The charismatic Liberal is a compassionate feminist who rolls up his shirtsleeves to serve a beloved middle class, but the real Liberal has a trust fund and a bottomless budget for self-serving propaganda, like the $212,000 cover of the 2017 budget. The charming Liberal happens to jog past your wedding, where he poses for selfies, but the real Liberal planned the stunt in advance and used your nuptials as an occasion for personal PR advancement. The charming Liberal goes to the UN, where he cringingly displays his Liberal guilt, but the real goal of this contrition is self-serving—a Canada seat on the UN Security Council. The charismatic Liberal thought it would be cool and fun to box Senator Patrick Brazeau—for charity—but the real Liberal contrived to beat up an Indian, to show the voters how tough he was.
Reconciliation is just another Liberal scam from a government that is scam-ridden. A government that claims to stand for the middle class but that has spent $400 million to hire CRA employees who harass clerks and waitresses and other low-wage, service industry workers, all while the Finance Minister fattens himself on conflicts-of-interest. A government that promised to help small businesses but didn’t, until public outrage forced them to. A government that is more interested in cutting deals with a brutal communist regime in China than it is in human rights. A government of arrogant and entitled trust-fund millionaires.
The Liberals are not going to take Canada in some bold new direction, because they can’t. No government can. A loud segment of Canadians would never accept the disruption and inconvenience, no matter how small. As bad as it is for many Indigenous people, the status quo has worked well enough for the country, which is why it’s the status quo. The Crown hasn’t solved its Indian Problem, but it has managed it. Canada is sovereign from sea to sea to sea, and it has its fingers in all of the resources, and Indigenous communities are under thumb. This isn’t ideal (total assimilation and disappearance of a distinct Indigenous population, the original government plan, was the ideal) but it’s not bad. So the politicians concentrate on political damage control, trying to contain things like the news of youth suicides, or class action lawsuits for residential schools and the Sixties Scoop. There’s no reason Canada can’t go on like this for another 500 years, and as far as I can tell, there’s no compelling reason it won’t.
That’s why I think all the Ottawa talk of reconciliation is just part of an ongoing branding effort, by governments looking for shiny words to put into expensive budgets and aspirational press releases.
Reconciliation within our families is another matter entirely. It’s meaningful and real, beautiful and necessary. So, too, reconciliation of community members. I am encouraged by every survivor who learns to express the love of a parent, love that he was denied in a residential school, to his own children.
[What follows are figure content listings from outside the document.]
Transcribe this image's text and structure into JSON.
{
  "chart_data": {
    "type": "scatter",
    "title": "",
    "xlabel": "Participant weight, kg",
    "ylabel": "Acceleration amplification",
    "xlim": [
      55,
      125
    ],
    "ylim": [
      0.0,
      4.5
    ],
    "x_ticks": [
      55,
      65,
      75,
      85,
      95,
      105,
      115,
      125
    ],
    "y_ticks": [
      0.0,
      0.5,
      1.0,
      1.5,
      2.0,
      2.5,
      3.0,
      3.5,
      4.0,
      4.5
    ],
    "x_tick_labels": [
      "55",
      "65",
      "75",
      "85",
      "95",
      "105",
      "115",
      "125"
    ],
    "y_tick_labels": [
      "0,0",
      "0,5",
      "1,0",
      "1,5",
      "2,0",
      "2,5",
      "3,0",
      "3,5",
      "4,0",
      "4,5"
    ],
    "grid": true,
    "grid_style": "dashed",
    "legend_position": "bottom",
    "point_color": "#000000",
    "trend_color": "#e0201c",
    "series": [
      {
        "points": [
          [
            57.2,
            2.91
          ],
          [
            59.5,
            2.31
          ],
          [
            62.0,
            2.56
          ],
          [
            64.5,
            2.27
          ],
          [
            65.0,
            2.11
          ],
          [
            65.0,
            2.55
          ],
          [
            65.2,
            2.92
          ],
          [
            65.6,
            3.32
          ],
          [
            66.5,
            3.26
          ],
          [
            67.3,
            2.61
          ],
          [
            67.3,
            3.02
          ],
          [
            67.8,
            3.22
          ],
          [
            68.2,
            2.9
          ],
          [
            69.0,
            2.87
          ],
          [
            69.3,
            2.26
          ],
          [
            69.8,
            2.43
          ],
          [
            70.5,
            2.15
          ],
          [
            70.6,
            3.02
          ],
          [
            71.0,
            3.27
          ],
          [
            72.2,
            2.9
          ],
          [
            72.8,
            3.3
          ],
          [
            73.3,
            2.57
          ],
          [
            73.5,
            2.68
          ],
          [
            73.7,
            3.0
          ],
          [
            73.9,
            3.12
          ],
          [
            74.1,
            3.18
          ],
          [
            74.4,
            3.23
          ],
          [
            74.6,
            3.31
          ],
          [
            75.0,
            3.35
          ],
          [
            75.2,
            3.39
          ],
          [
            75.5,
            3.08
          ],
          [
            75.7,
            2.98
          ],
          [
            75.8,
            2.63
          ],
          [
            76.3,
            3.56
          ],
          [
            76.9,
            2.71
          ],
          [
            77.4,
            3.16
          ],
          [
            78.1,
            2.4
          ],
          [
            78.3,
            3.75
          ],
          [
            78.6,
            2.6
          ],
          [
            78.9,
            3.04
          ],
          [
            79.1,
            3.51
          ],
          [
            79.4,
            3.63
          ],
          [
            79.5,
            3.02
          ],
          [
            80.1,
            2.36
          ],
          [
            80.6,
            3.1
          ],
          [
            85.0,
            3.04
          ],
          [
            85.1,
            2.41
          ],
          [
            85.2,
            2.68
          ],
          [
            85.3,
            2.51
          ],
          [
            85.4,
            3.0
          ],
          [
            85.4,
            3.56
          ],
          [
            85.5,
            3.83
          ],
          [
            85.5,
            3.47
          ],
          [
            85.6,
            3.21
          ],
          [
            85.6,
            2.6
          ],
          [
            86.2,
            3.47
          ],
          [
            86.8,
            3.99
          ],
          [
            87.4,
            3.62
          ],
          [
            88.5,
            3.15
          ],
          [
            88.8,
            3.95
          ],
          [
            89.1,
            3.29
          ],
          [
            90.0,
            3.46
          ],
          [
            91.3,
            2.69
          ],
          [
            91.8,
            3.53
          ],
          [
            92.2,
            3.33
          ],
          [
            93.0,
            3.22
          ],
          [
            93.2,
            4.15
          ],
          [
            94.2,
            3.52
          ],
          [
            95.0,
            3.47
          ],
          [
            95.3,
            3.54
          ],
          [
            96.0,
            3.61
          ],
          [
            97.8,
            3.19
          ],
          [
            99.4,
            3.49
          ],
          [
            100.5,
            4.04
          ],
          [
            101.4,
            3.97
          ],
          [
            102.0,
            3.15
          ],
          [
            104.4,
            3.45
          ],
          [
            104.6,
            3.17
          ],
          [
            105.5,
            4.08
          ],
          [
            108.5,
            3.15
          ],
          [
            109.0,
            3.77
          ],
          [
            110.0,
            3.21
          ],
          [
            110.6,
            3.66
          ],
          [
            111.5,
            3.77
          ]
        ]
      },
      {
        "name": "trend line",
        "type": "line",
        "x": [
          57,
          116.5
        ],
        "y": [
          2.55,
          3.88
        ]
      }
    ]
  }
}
I am encouraged by the communities that cast their eyes into the pit of collective historical trauma, determined to understand and to heal. I am encouraged by open and honest conversations between ordinary Canadian citizens and Indigenous people. I believe in the power of everyday people, and not in the empty words of career politicians. We don’t need Ottawa for real reconciliation, and that’s a good thing, because Ottawa is never going to give it to us.